In a May 2022 interview, The New Statesman praised Ms Kallas’s uncompromising response to Russia’s invasion, labelling her as ‘Europe’s new Iron Lady’, a clear a nod to former British Prime Minister Margaret Thatcher.

Ms Kallas has called for increased expenditure on EU defence, for member states to decrease their dependence on Russian energy and last month told delegates at the Munich Security Conference that Russian war crimes in Ukraine would not go unpunished.

Ms Kirna said that Estonia’s prime minister has reflected "the concerns of Eastern Europe" since Russia invaded Ukraine.

"The Baltic States, Poland and Ukraine, PR-wise have been working in unison. We all have the same message, which is about Russia and about Eastern European safety, and Kallas has been very good at it," said Ms Kirna.

Kaja Kallas (centre) with Ursula von der Leyen and Jens Stoltenberg in Tallinn last month

In the Riigikogu, Estonia’s parliament, there is broad cross-party support for Ukraine.

Russia invaded Ukraine on Estonia’s Independence Day, 24 February, the significance of which was not lost on its citizens.
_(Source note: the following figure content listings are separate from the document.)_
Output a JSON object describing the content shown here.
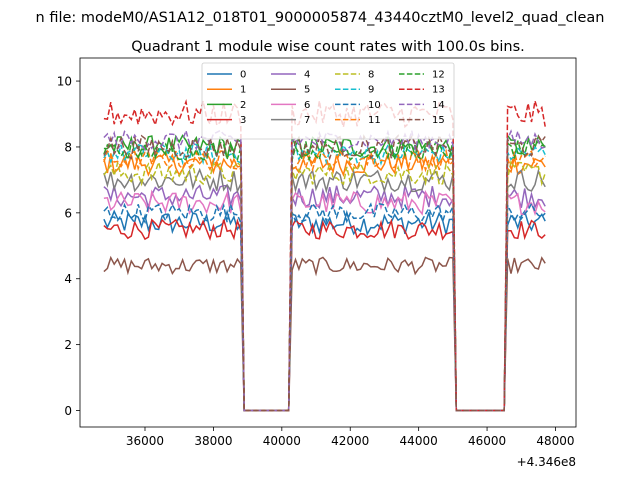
{
  "chart_data": {
    "type": "line",
    "suptitle": "n file: modeM0/AS1A12_018T01_9000005874_43440cztM0_level2_quad_clean",
    "title": "Quadrant 1 module wise count rates with 100.0s bins.",
    "xlabel": "",
    "ylabel": "",
    "x_offset_label": "+4.346e8",
    "xlim": [
      34100,
      48600
    ],
    "ylim": [
      -0.5,
      10.7
    ],
    "x_ticks": [
      36000,
      38000,
      40000,
      42000,
      44000,
      46000,
      48000
    ],
    "x_tick_labels": [
      "36000",
      "38000",
      "40000",
      "42000",
      "44000",
      "46000",
      "48000"
    ],
    "y_ticks": [
      0,
      2,
      4,
      6,
      8,
      10
    ],
    "y_tick_labels": [
      "0",
      "2",
      "4",
      "6",
      "8",
      "10"
    ],
    "legend_location": "upper-center",
    "legend_columns": 4,
    "bin_seconds": 100,
    "time_segments": [
      {
        "start": 34800,
        "end": 38800,
        "label": "on"
      },
      {
        "start": 38900,
        "end": 40200,
        "label": "off"
      },
      {
        "start": 40300,
        "end": 45000,
        "label": "on"
      },
      {
        "start": 45100,
        "end": 46500,
        "label": "off"
      },
      {
        "start": 46600,
        "end": 47700,
        "label": "on"
      }
    ],
    "series": [
      {
        "name": "0",
        "mean": 5.7,
        "noise": 0.35,
        "color": "#1f77b4",
        "style": "solid"
      },
      {
        "name": "1",
        "mean": 7.5,
        "noise": 0.35,
        "color": "#ff7f0e",
        "style": "solid"
      },
      {
        "name": "2",
        "mean": 8.0,
        "noise": 0.35,
        "color": "#2ca02c",
        "style": "solid"
      },
      {
        "name": "3",
        "mean": 5.5,
        "noise": 0.3,
        "color": "#d62728",
        "style": "solid"
      },
      {
        "name": "4",
        "mean": 6.5,
        "noise": 0.35,
        "color": "#9467bd",
        "style": "solid"
      },
      {
        "name": "5",
        "mean": 4.4,
        "noise": 0.25,
        "color": "#8c564b",
        "style": "solid"
      },
      {
        "name": "6",
        "mean": 6.3,
        "noise": 0.35,
        "color": "#e377c2",
        "style": "solid"
      },
      {
        "name": "7",
        "mean": 7.0,
        "noise": 0.35,
        "color": "#7f7f7f",
        "style": "solid"
      },
      {
        "name": "8",
        "mean": 7.2,
        "noise": 0.35,
        "color": "#bcbd22",
        "style": "dashed"
      },
      {
        "name": "9",
        "mean": 7.8,
        "noise": 0.3,
        "color": "#17becf",
        "style": "dashed"
      },
      {
        "name": "10",
        "mean": 6.0,
        "noise": 0.3,
        "color": "#1f77b4",
        "style": "dashed"
      },
      {
        "name": "11",
        "mean": 7.6,
        "noise": 0.3,
        "color": "#ff7f0e",
        "style": "dashed"
      },
      {
        "name": "12",
        "mean": 7.9,
        "noise": 0.3,
        "color": "#2ca02c",
        "style": "dashed"
      },
      {
        "name": "13",
        "mean": 9.0,
        "noise": 0.4,
        "color": "#d62728",
        "style": "dashed"
      },
      {
        "name": "14",
        "mean": 8.2,
        "noise": 0.3,
        "color": "#9467bd",
        "style": "dashed"
      },
      {
        "name": "15",
        "mean": 8.0,
        "noise": 0.35,
        "color": "#8c564b",
        "style": "dashed"
      }
    ]
  }
}
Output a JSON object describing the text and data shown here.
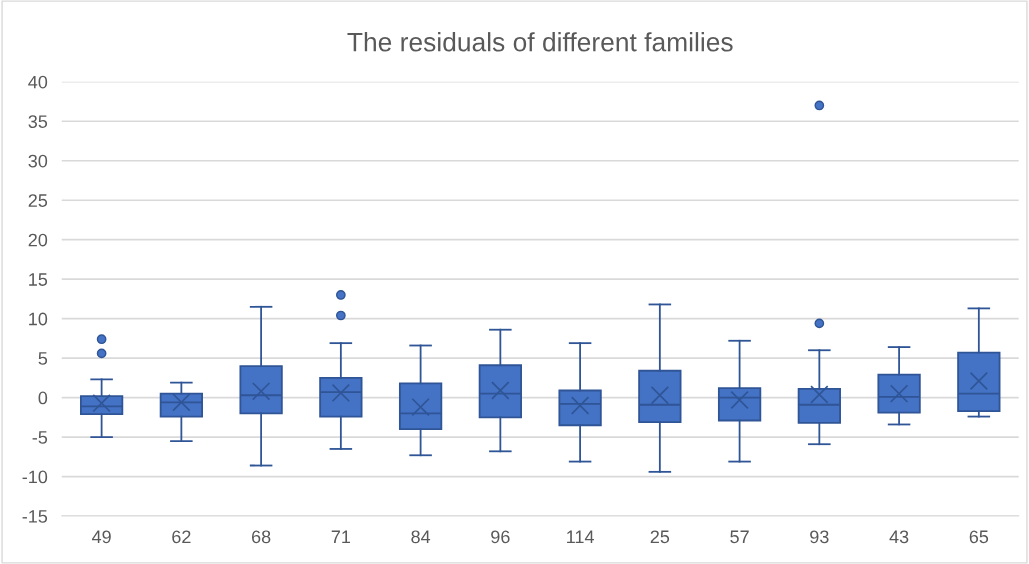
{
  "chart_data": {
    "type": "box",
    "title": "The residuals of different families",
    "categories": [
      "49",
      "62",
      "68",
      "71",
      "84",
      "96",
      "114",
      "25",
      "57",
      "93",
      "43",
      "65"
    ],
    "boxes": [
      {
        "low": -5.0,
        "q1": -2.1,
        "median": -1.1,
        "q3": 0.2,
        "high": 2.3,
        "mean": -0.7,
        "outliers": [
          7.4,
          5.6
        ]
      },
      {
        "low": -5.5,
        "q1": -2.4,
        "median": -0.6,
        "q3": 0.5,
        "high": 1.9,
        "mean": -0.6
      },
      {
        "low": -8.6,
        "q1": -2.0,
        "median": 0.3,
        "q3": 4.0,
        "high": 11.5,
        "mean": 0.8
      },
      {
        "low": -6.5,
        "q1": -2.4,
        "median": 0.7,
        "q3": 2.5,
        "high": 6.9,
        "mean": 0.6,
        "outliers": [
          13.0,
          10.4
        ]
      },
      {
        "low": -7.3,
        "q1": -4.0,
        "median": -2.0,
        "q3": 1.8,
        "high": 6.6,
        "mean": -1.2
      },
      {
        "low": -6.8,
        "q1": -2.5,
        "median": 0.5,
        "q3": 4.1,
        "high": 8.6,
        "mean": 0.9
      },
      {
        "low": -8.1,
        "q1": -3.5,
        "median": -0.8,
        "q3": 0.9,
        "high": 6.9,
        "mean": -1.0
      },
      {
        "low": -9.4,
        "q1": -3.1,
        "median": -0.9,
        "q3": 3.4,
        "high": 11.8,
        "mean": 0.3
      },
      {
        "low": -8.1,
        "q1": -2.9,
        "median": 0.0,
        "q3": 1.2,
        "high": 7.2,
        "mean": -0.3
      },
      {
        "low": -5.9,
        "q1": -3.2,
        "median": -0.9,
        "q3": 1.1,
        "high": 6.0,
        "mean": 0.4,
        "outliers": [
          9.4,
          37.0
        ]
      },
      {
        "low": -3.4,
        "q1": -1.9,
        "median": 0.1,
        "q3": 2.9,
        "high": 6.4,
        "mean": 0.5
      },
      {
        "low": -2.4,
        "q1": -1.7,
        "median": 0.5,
        "q3": 5.7,
        "high": 11.3,
        "mean": 2.1
      }
    ],
    "color": "#4472c4",
    "ylim": [
      -15,
      40
    ],
    "yticks": [
      -15,
      -10,
      -5,
      0,
      5,
      10,
      15,
      20,
      25,
      30,
      35,
      40
    ],
    "grid": "y",
    "marker": "circle",
    "legend": false
  }
}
According to the UNHCR, Estonia has to date welcomed more than 43,000 Ukrainian refugees, equivalent to more than 3% of the country’s population.

Ms Kallas’s handling of Estonia’s response to the war has been well received by voters and national security has dominated the election campaign.

However, like elsewhere in the EU, inflation and high energy prices are key concerns of voters.

Estonia’s rate of inflation is currently 18%, which is one of the highest in the EU.

The result of the election is expected to be close, though state broadcaster ERR gives Ms Kallas's Reform-led coalition a five-point lead over a coalition led by the far-right and Eurosceptic party, EKRE.

Estonia has pioneered e-voting too.

As of Friday evening, a third of the electorate had already cast their votes online.